To provide you an understanding of the Pyramid Principle, it claims that ideas in every oral/writing material should be presented in pyramid form. Look at figure 1, the example from Minto’s book about why pigs should be kept as pigs. So, the first level is the conclusion and main idea, which grips readers’ attention. The second level is summarized arguments and answers to the questions ‘why.’ All of the following levels are precise ideas and details that support views.
Firstly, Pyramid Principle teaches you to show the conclusion first, which was mind-blowing for me. At first, I was, “How can executives/readers understand the conclusion if you don’t give a background for it?” But as Minto demonstrates, it significantly reduces time, increases attention, and engages the audience with your material. The first idea always makes the audience decide if they need this information. If they are interested, they continue to look into details, further ideas, and arguments. Therefore, Pyramid Principle
The second point that I meditated on was pyramid structure of ideas is very natural for human psychology. We know very little about how information is stored in our brains and how our memory works. Still, we certainly know that we easier comprehend data if it is coherent and consequent. That is how our reasoning and thinking function. The best example is our shopping patterns. When you decide to go shopping, it is the main idea and conclusion of all your needs. After deciding to go to the shop, you make a list of necessary products and secondary goods in need. This is the second level and answers the question, “Why do I need to go to the shop?” So, we always think of the Pyramid Principle but don’t realize it.

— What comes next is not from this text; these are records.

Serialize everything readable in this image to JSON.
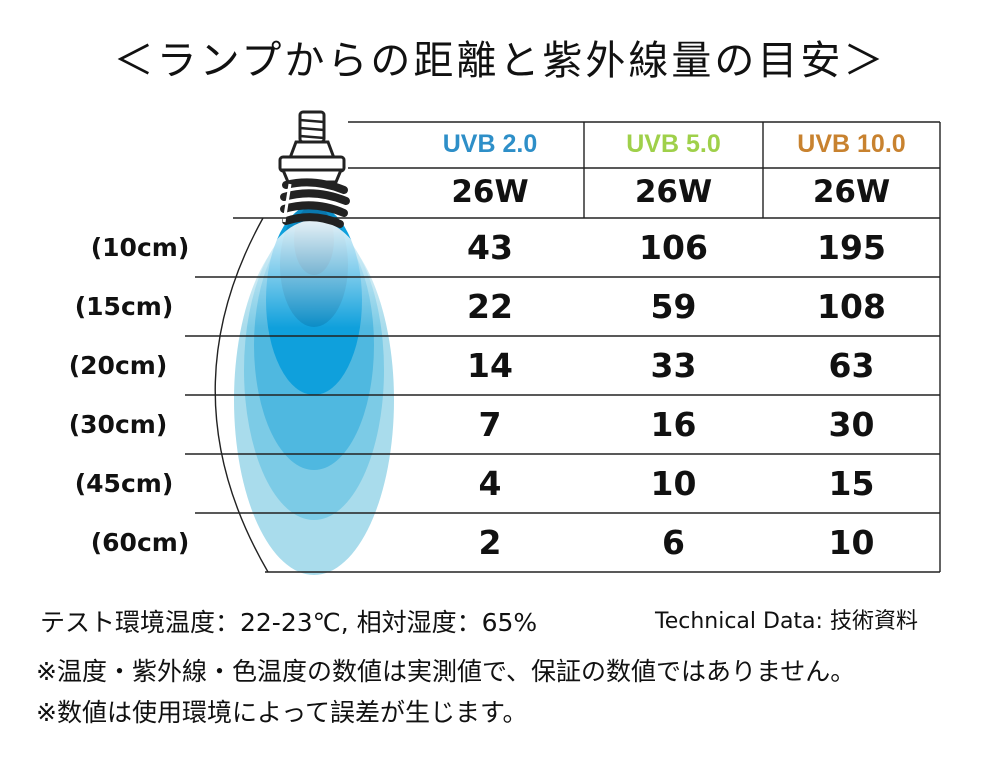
{
  "title": "＜ランプからの距離と紫外線量の目安＞",
  "chart_data": {
    "type": "table",
    "columns": [
      {
        "label": "UVB 2.0",
        "color": "#2e8fc8"
      },
      {
        "label": "UVB 5.0",
        "color": "#9fd04a"
      },
      {
        "label": "UVB 10.0",
        "color": "#c8822f"
      }
    ],
    "wattage": [
      "26W",
      "26W",
      "26W"
    ],
    "rows": [
      {
        "label": "(10cm)",
        "values": [
          "43",
          "106",
          "195"
        ]
      },
      {
        "label": "(15cm)",
        "values": [
          "22",
          "59",
          "108"
        ]
      },
      {
        "label": "(20cm)",
        "values": [
          "14",
          "33",
          "63"
        ]
      },
      {
        "label": "(30cm)",
        "values": [
          "7",
          "16",
          "30"
        ]
      },
      {
        "label": "(45cm)",
        "values": [
          "4",
          "10",
          "15"
        ]
      },
      {
        "label": "(60cm)",
        "values": [
          "2",
          "6",
          "10"
        ]
      }
    ]
  },
  "conditions": "テスト環境温度：22-23℃, 相対湿度：65%",
  "technical_data": "Technical Data: 技術資料",
  "notes": [
    "※温度・紫外線・色温度の数値は実測値で、保証の数値ではありません。",
    "※数値は使用環境によって誤差が生じます。"
  ],
  "illustration": {
    "icon": "uv-lamp-bulb-icon",
    "beam_color": "#0aa0dc"
  }
}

Reading and analyzing Minto’s book deepened my understanding of meliorate’s consultants’ values. Comparing corporate presentations and Pyramid Principle, I discovered that consultants really appreciate accuracy and open-mindedness. They should have competencies to present ideas in one sentence, engage clients to listen further and explain each argument. Moreover, developing these competencies is a time-consuming process, which requires familiarizing with superficial psychology, deep knowledge of the topic, and even intuition to read clients’ reactions as they appear. Thus, I was stunned how such a simple concept can be a foundation of a company’s values and competencies, in meliorate particular.
To conclude, Pyramid Principle is a highly beneficial instrument even for self-development and structuring your own opinions. Personally, I believe mastering this tool is challenging but definitely worth the results. As a meliorate’s employee, Pyramid Principle is the foundation for me to build my viewpoints and skills.